Appellant Conrad Lilly, was charged with two counts of assault on a public servant while he was in prison. The trial court sua sponte convened his trial in the prison-chapel courtroom in lieu of the local courthouse. Appellant objected to his case being tried in the prison chapel and moved for a change of venue, arguing that his 6th Amendment right to a public trial was violated because “prisons are not open to the public and are more like military zones than public places.” The trial court denied his change of venue request and the 11th Court of Appeals (Eastland) affirmed.
To support his claim, appellant pointed out the following facts to show that, as applied in his case, the prison chapel trial violated his constitutional rights:
- The prison is protected by double razor fences, locked metal doors, and high-security procedures;
- Only people listed on an inmate-defendant’s approved visitor list could enter the branch courthouse to attend proceedings (only 10 names can appear on that list and the names can only be modified once every 6 months);
- Media and other members of the public would be prohibited from entering unless TDCJ officials in Huntsville preapproved the media’s request;
- People attempting to attend the proceeding could be denied entrance if they wore offensive clothing; and
- Unaccompanied minors and people released from confinement within the last two years are prohibited from entering the prison at all.
In this case, “the court of appeals held that Appellant’s trial was not closed to the public because there was no evidence that anyone was ‘dissuaded from attempting’ to attend, and no one was actually prohibited from attending his trial.” The Texas Court of Criminal Appeals disagreed with this analysis.

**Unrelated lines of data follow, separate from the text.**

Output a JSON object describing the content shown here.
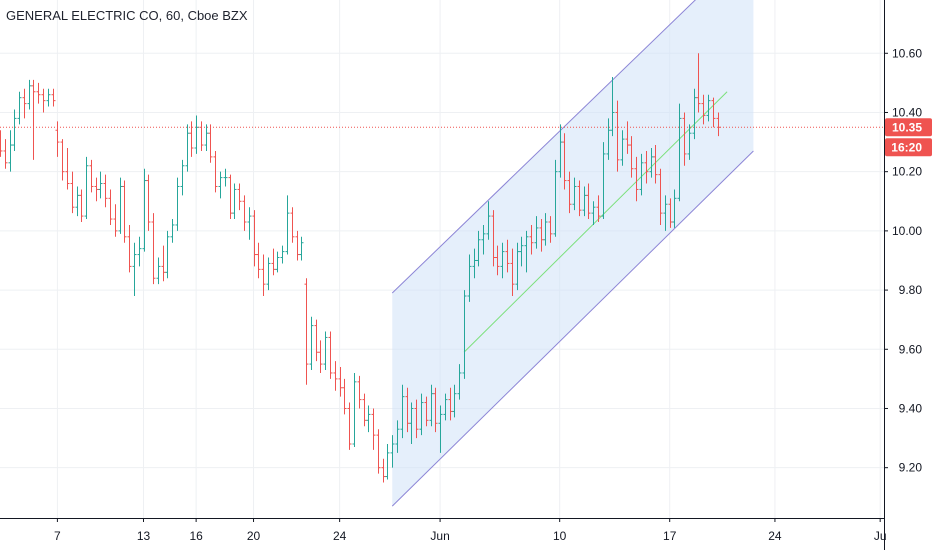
{
  "colors": {
    "up": "#26a69a",
    "down": "#ef5350",
    "grid": "#eef0f3",
    "axis": "#131722",
    "channel_line": "#8c85d6",
    "channel_fill": "#cfe1f7",
    "midline": "#7be07b",
    "price_line": "#ef5350",
    "badge": "#ef5350"
  },
  "chart_data": {
    "type": "ohlc",
    "title": "GENERAL ELECTRIC CO, 60, Cboe BZX",
    "y_ticks": [
      "9.20",
      "9.40",
      "9.60",
      "9.80",
      "10.00",
      "10.20",
      "10.40",
      "10.60"
    ],
    "ylim": [
      9.03,
      10.78
    ],
    "x_ticks": [
      {
        "label": "7",
        "bar": 12
      },
      {
        "label": "13",
        "bar": 30
      },
      {
        "label": "16",
        "bar": 41
      },
      {
        "label": "20",
        "bar": 53
      },
      {
        "label": "24",
        "bar": 71
      },
      {
        "label": "Jun",
        "bar": 92
      },
      {
        "label": "10",
        "bar": 117
      },
      {
        "label": "17",
        "bar": 140
      },
      {
        "label": "24",
        "bar": 162
      },
      {
        "label": "Ju",
        "bar": 184
      }
    ],
    "x_range": [
      0,
      184.8
    ],
    "last_price": {
      "value": 10.35,
      "label": "10.35"
    },
    "countdown": "16:20",
    "grid": true,
    "channel": {
      "upper": [
        {
          "bar": 82,
          "price": 9.79
        },
        {
          "bar": 157.5,
          "price": 10.97
        }
      ],
      "lower": [
        {
          "bar": 82,
          "price": 9.07
        },
        {
          "bar": 157.5,
          "price": 10.27
        }
      ],
      "mid": [
        {
          "bar": 97,
          "price": 9.59
        },
        {
          "bar": 152,
          "price": 10.47
        }
      ]
    },
    "ohlc": [
      [
        10.32,
        10.34,
        10.25,
        10.27
      ],
      [
        10.27,
        10.31,
        10.21,
        10.23
      ],
      [
        10.23,
        10.34,
        10.2,
        10.29
      ],
      [
        10.29,
        10.41,
        10.27,
        10.38
      ],
      [
        10.38,
        10.47,
        10.36,
        10.45
      ],
      [
        10.45,
        10.48,
        10.38,
        10.43
      ],
      [
        10.43,
        10.51,
        10.41,
        10.49
      ],
      [
        10.49,
        10.51,
        10.24,
        10.47
      ],
      [
        10.47,
        10.5,
        10.43,
        10.46
      ],
      [
        10.46,
        10.48,
        10.4,
        10.44
      ],
      [
        10.44,
        10.48,
        10.42,
        10.46
      ],
      [
        10.46,
        10.48,
        10.42,
        10.44
      ],
      [
        10.34,
        10.37,
        10.25,
        10.3
      ],
      [
        10.3,
        10.31,
        10.17,
        10.2
      ],
      [
        10.2,
        10.28,
        10.14,
        10.16
      ],
      [
        10.16,
        10.2,
        10.06,
        10.08
      ],
      [
        10.08,
        10.15,
        10.05,
        10.12
      ],
      [
        10.12,
        10.14,
        10.03,
        10.05
      ],
      [
        10.05,
        10.25,
        10.04,
        10.22
      ],
      [
        10.22,
        10.24,
        10.13,
        10.15
      ],
      [
        10.15,
        10.18,
        10.1,
        10.14
      ],
      [
        10.14,
        10.2,
        10.11,
        10.16
      ],
      [
        10.16,
        10.19,
        10.08,
        10.11
      ],
      [
        10.11,
        10.14,
        10.02,
        10.04
      ],
      [
        10.04,
        10.09,
        9.98,
        10.0
      ],
      [
        10.0,
        10.18,
        9.99,
        10.15
      ],
      [
        10.15,
        10.17,
        9.96,
        9.98
      ],
      [
        9.98,
        10.02,
        9.86,
        9.88
      ],
      [
        9.88,
        9.96,
        9.78,
        9.92
      ],
      [
        9.92,
        9.98,
        9.88,
        9.94
      ],
      [
        9.94,
        10.21,
        9.93,
        10.17
      ],
      [
        10.17,
        10.19,
        10.0,
        10.03
      ],
      [
        10.03,
        10.06,
        9.82,
        9.84
      ],
      [
        9.84,
        9.91,
        9.82,
        9.88
      ],
      [
        9.88,
        9.95,
        9.83,
        9.86
      ],
      [
        9.86,
        10.0,
        9.84,
        9.98
      ],
      [
        9.98,
        10.04,
        9.96,
        10.02
      ],
      [
        10.02,
        10.18,
        10.0,
        10.15
      ],
      [
        10.15,
        10.24,
        10.12,
        10.22
      ],
      [
        10.22,
        10.36,
        10.2,
        10.33
      ],
      [
        10.33,
        10.37,
        10.25,
        10.28
      ],
      [
        10.28,
        10.39,
        10.26,
        10.35
      ],
      [
        10.35,
        10.37,
        10.27,
        10.29
      ],
      [
        10.29,
        10.36,
        10.27,
        10.33
      ],
      [
        10.33,
        10.36,
        10.23,
        10.25
      ],
      [
        10.25,
        10.27,
        10.13,
        10.15
      ],
      [
        10.15,
        10.2,
        10.11,
        10.18
      ],
      [
        10.18,
        10.21,
        10.15,
        10.18
      ],
      [
        10.18,
        10.19,
        10.04,
        10.06
      ],
      [
        10.06,
        10.16,
        10.04,
        10.14
      ],
      [
        10.14,
        10.16,
        10.07,
        10.1
      ],
      [
        10.1,
        10.12,
        10.0,
        10.03
      ],
      [
        10.03,
        10.08,
        9.97,
        10.05
      ],
      [
        10.05,
        10.07,
        9.88,
        9.92
      ],
      [
        9.92,
        9.96,
        9.84,
        9.87
      ],
      [
        9.87,
        9.92,
        9.78,
        9.82
      ],
      [
        9.82,
        9.91,
        9.8,
        9.89
      ],
      [
        9.89,
        9.94,
        9.85,
        9.87
      ],
      [
        9.87,
        9.93,
        9.86,
        9.91
      ],
      [
        9.91,
        9.95,
        9.89,
        9.93
      ],
      [
        9.93,
        10.12,
        9.92,
        10.06
      ],
      [
        10.06,
        10.08,
        9.96,
        9.98
      ],
      [
        9.98,
        10.0,
        9.9,
        9.92
      ],
      [
        9.92,
        9.98,
        9.9,
        9.96
      ],
      [
        9.82,
        9.84,
        9.48,
        9.55
      ],
      [
        9.55,
        9.71,
        9.53,
        9.68
      ],
      [
        9.68,
        9.7,
        9.56,
        9.59
      ],
      [
        9.59,
        9.63,
        9.52,
        9.55
      ],
      [
        9.55,
        9.66,
        9.53,
        9.64
      ],
      [
        9.64,
        9.66,
        9.5,
        9.52
      ],
      [
        9.52,
        9.56,
        9.46,
        9.5
      ],
      [
        9.5,
        9.54,
        9.44,
        9.47
      ],
      [
        9.47,
        9.5,
        9.38,
        9.4
      ],
      [
        9.4,
        9.42,
        9.26,
        9.28
      ],
      [
        9.28,
        9.52,
        9.27,
        9.49
      ],
      [
        9.49,
        9.51,
        9.4,
        9.43
      ],
      [
        9.43,
        9.45,
        9.34,
        9.36
      ],
      [
        9.36,
        9.41,
        9.32,
        9.38
      ],
      [
        9.38,
        9.4,
        9.26,
        9.31
      ],
      [
        9.31,
        9.33,
        9.18,
        9.2
      ],
      [
        9.2,
        9.23,
        9.15,
        9.17
      ],
      [
        9.17,
        9.28,
        9.16,
        9.25
      ],
      [
        9.25,
        9.31,
        9.2,
        9.28
      ],
      [
        9.28,
        9.36,
        9.25,
        9.33
      ],
      [
        9.33,
        9.48,
        9.3,
        9.44
      ],
      [
        9.44,
        9.47,
        9.32,
        9.35
      ],
      [
        9.35,
        9.42,
        9.28,
        9.4
      ],
      [
        9.4,
        9.43,
        9.3,
        9.33
      ],
      [
        9.33,
        9.45,
        9.31,
        9.42
      ],
      [
        9.42,
        9.44,
        9.34,
        9.36
      ],
      [
        9.36,
        9.48,
        9.34,
        9.45
      ],
      [
        9.45,
        9.47,
        9.32,
        9.35
      ],
      [
        9.35,
        9.41,
        9.25,
        9.38
      ],
      [
        9.38,
        9.45,
        9.36,
        9.43
      ],
      [
        9.43,
        9.47,
        9.36,
        9.39
      ],
      [
        9.39,
        9.48,
        9.37,
        9.45
      ],
      [
        9.45,
        9.55,
        9.43,
        9.52
      ],
      [
        9.52,
        9.8,
        9.5,
        9.78
      ],
      [
        9.78,
        9.92,
        9.76,
        9.88
      ],
      [
        9.88,
        9.94,
        9.84,
        9.9
      ],
      [
        9.9,
        10.0,
        9.88,
        9.97
      ],
      [
        9.97,
        10.02,
        9.92,
        9.99
      ],
      [
        9.99,
        10.1,
        9.97,
        10.05
      ],
      [
        10.05,
        10.07,
        9.88,
        9.91
      ],
      [
        9.91,
        9.95,
        9.85,
        9.88
      ],
      [
        9.88,
        9.96,
        9.84,
        9.93
      ],
      [
        9.93,
        9.97,
        9.86,
        9.89
      ],
      [
        9.89,
        9.94,
        9.78,
        9.82
      ],
      [
        9.82,
        9.96,
        9.8,
        9.93
      ],
      [
        9.93,
        9.98,
        9.88,
        9.95
      ],
      [
        9.95,
        10.0,
        9.86,
        9.98
      ],
      [
        9.98,
        10.02,
        9.92,
        9.96
      ],
      [
        9.96,
        10.05,
        9.94,
        10.01
      ],
      [
        10.01,
        10.04,
        9.93,
        9.97
      ],
      [
        9.97,
        10.06,
        9.95,
        10.03
      ],
      [
        10.03,
        10.05,
        9.96,
        9.99
      ],
      [
        9.99,
        10.24,
        9.98,
        10.2
      ],
      [
        10.2,
        10.36,
        10.18,
        10.3
      ],
      [
        10.3,
        10.33,
        10.14,
        10.17
      ],
      [
        10.17,
        10.2,
        10.06,
        10.09
      ],
      [
        10.09,
        10.18,
        10.07,
        10.15
      ],
      [
        10.15,
        10.17,
        10.05,
        10.07
      ],
      [
        10.07,
        10.15,
        10.05,
        10.12
      ],
      [
        10.12,
        10.16,
        10.04,
        10.06
      ],
      [
        10.06,
        10.1,
        10.02,
        10.08
      ],
      [
        10.08,
        10.12,
        10.03,
        10.05
      ],
      [
        10.05,
        10.3,
        10.04,
        10.26
      ],
      [
        10.26,
        10.38,
        10.24,
        10.34
      ],
      [
        10.34,
        10.52,
        10.32,
        10.4
      ],
      [
        10.4,
        10.44,
        10.2,
        10.24
      ],
      [
        10.24,
        10.34,
        10.22,
        10.31
      ],
      [
        10.31,
        10.37,
        10.26,
        10.29
      ],
      [
        10.29,
        10.32,
        10.18,
        10.21
      ],
      [
        10.21,
        10.25,
        10.1,
        10.14
      ],
      [
        10.14,
        10.26,
        10.12,
        10.23
      ],
      [
        10.23,
        10.27,
        10.16,
        10.2
      ],
      [
        10.2,
        10.28,
        10.18,
        10.25
      ],
      [
        10.25,
        10.29,
        10.16,
        10.19
      ],
      [
        10.19,
        10.21,
        10.02,
        10.06
      ],
      [
        10.06,
        10.12,
        10.0,
        10.09
      ],
      [
        10.09,
        10.11,
        10.01,
        10.03
      ],
      [
        10.03,
        10.14,
        10.01,
        10.11
      ],
      [
        10.11,
        10.43,
        10.1,
        10.38
      ],
      [
        10.38,
        10.4,
        10.22,
        10.26
      ],
      [
        10.26,
        10.36,
        10.24,
        10.33
      ],
      [
        10.33,
        10.48,
        10.31,
        10.45
      ],
      [
        10.45,
        10.6,
        10.4,
        10.43
      ],
      [
        10.43,
        10.46,
        10.36,
        10.39
      ],
      [
        10.39,
        10.46,
        10.37,
        10.44
      ],
      [
        10.44,
        10.45,
        10.35,
        10.38
      ],
      [
        10.38,
        10.4,
        10.32,
        10.35
      ]
    ]
  }
}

The focus of the inquiry, the CCA explained, “is not whether the defendant can show that someone was actually excluded. Rather, a reviewing court must look to the totality of the evidence and determine whether the trial court fulfilled its obligation ‘to take every reasonable measure to accommodate public attendance at criminal trial.'”

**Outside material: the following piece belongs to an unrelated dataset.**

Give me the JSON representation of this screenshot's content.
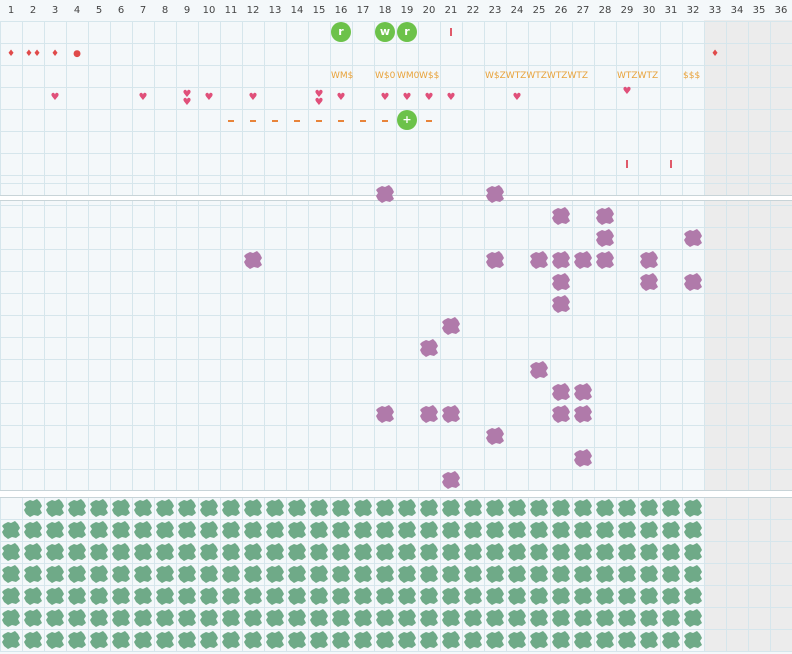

[E]ven though many of the individual admittance policies in this case would not, standing alone, necessarily amount to a per se closure, the cumulative effect of the Unit’s policies undermines our confidence that every reasonable measure was taken to accommodate public attendance at Appellant’s trial.
Having found that Appellant’s trial was indeed closed to the public, the CCA further held that the trial court failed to make findings of fact on the record that justified closing Appellant’s trial. Because Appellant’s 6th Amendment right to a public trial was violated, the CCA reversed the judgments of the court of appeals and the trial court, and remanded the case for a new trial.
The CCA refrained from considering or commenting on whether prison trials are inherently violative of the 6th Amendment, noting that there could be occasions where a “public trial” is held in a prison.